Conventionally the store contains elemental Flows, represented by elemental Sources, which are collected into muxed Sources, although the model also makes it possible to represent a muxed Source with a Flow (e.g. representing a muxed file).

Media workflows and applications are likely to use Sources as their references to media, for example a MAM might reference an asset using the ID of a muxed Source (in lieu of a filename).
Then some logic can be applied to identify a suitable Flow representing that Source at the point when operations need to be performed on the media, for example choosing between proxy-quality for an offline edit and full-quality for a render.

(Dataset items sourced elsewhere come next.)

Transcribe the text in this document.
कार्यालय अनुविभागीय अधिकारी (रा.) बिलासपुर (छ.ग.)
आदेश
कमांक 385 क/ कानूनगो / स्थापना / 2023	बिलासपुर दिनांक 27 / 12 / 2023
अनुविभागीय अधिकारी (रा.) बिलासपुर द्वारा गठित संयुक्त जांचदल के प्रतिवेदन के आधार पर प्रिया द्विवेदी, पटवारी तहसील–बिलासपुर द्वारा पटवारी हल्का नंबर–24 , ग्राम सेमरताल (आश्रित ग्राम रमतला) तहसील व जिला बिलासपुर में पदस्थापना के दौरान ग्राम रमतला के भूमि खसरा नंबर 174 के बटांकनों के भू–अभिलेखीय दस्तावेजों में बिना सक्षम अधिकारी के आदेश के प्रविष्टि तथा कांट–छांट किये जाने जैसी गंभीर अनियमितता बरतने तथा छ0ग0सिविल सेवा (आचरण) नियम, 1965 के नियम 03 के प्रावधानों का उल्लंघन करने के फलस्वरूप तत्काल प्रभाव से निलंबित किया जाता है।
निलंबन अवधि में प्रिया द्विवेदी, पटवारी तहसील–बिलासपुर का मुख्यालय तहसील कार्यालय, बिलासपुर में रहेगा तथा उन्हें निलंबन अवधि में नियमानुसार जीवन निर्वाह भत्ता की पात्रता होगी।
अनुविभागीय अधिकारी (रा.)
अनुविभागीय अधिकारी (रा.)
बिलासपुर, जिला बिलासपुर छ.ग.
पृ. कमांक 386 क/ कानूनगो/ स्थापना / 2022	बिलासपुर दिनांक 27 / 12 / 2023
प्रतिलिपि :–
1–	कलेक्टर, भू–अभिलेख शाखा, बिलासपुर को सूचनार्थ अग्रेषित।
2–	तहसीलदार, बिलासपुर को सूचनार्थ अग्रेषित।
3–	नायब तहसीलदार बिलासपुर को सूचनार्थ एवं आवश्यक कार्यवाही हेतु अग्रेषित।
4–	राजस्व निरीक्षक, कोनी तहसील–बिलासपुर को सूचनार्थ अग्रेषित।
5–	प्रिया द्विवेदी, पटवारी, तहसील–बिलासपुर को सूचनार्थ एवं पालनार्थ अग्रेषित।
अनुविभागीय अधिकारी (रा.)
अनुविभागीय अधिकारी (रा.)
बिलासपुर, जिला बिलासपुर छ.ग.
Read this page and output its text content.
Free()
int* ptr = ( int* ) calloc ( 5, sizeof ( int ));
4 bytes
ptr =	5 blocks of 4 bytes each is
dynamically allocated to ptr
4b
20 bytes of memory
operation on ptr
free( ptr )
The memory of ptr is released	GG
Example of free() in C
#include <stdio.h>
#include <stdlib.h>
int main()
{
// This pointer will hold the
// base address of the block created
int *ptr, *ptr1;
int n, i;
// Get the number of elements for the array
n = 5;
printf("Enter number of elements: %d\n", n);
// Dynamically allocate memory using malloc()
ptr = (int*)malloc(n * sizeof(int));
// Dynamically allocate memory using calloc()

The TAMS API stores both Flows and Sources, each of which can be assigned a label, description and some tags alongside relevant technical metadata.
Flows can be collected into other Flows (with a `role` parameter to ascribe meaning to the relationship).
Sources can collect together other Sources, by inference from the relationships defined by their Flows.
This implementation is deliberately kept very simple, and lacks efficient mechansisms to query the graph of Sources and Flows.
More sophisticated mechanisms for recording and querying relationships between model entities is out of scope for this API, but could in principle be provided by a separate complementary service dedicated to that purpose in the future.

### Mutation

Flows in the store are assumed to be immutable: once a grain has been written to a point on the timeline on a specific Flow, it cannot be changed.
However Flows can always be extended, with empty spaces on the timeline filled in, and areas of the timeline can be permanently erased.

When it becomes necessary to mutate content, for example reversioning content or performing production operations, the Flow ID (and potentially Source ID) will change.
Various scenarios are explored in the [Practical Guidance for Media](https://specs.amwa.tv/ms-04/releases/v1.0.0/docs/3.0._Practical_Guidance_for_Media.html) section of AMWA MS-04.

### Flow and Media Timelines

Flows exist on an infinite timeline (the "Flow timeline"), and the position of content on this timeline is defined by the `timerange` attribute in each Flow Segment of that Flow.
A timerange is represented in JSON and text using the [TimeRange string pattern](https://bbc.github.io/tams/5.1/index.html#/schemas/timerange).
Separately the Media Objects have a timeline (the "media timeline") defined by, or implied by, the container format itself: the timestamps recorded inside the Media Object for each grain in the natural format for that container.
For example in MPEG-TS that would be the presentation timestamp (PTS), or for a container without timing it may be derived from a frame count and rate.
The Flow Segment attributes describe how to map the media timeline onto the Flow timeline.
For Flows using codecs with temporal re-ordering, both of these timelines represent the presentation timeline of the media.
Note that no explicit relationship is defined between the Flow timelines of different Flows, although a mechanism to define that may be added in future.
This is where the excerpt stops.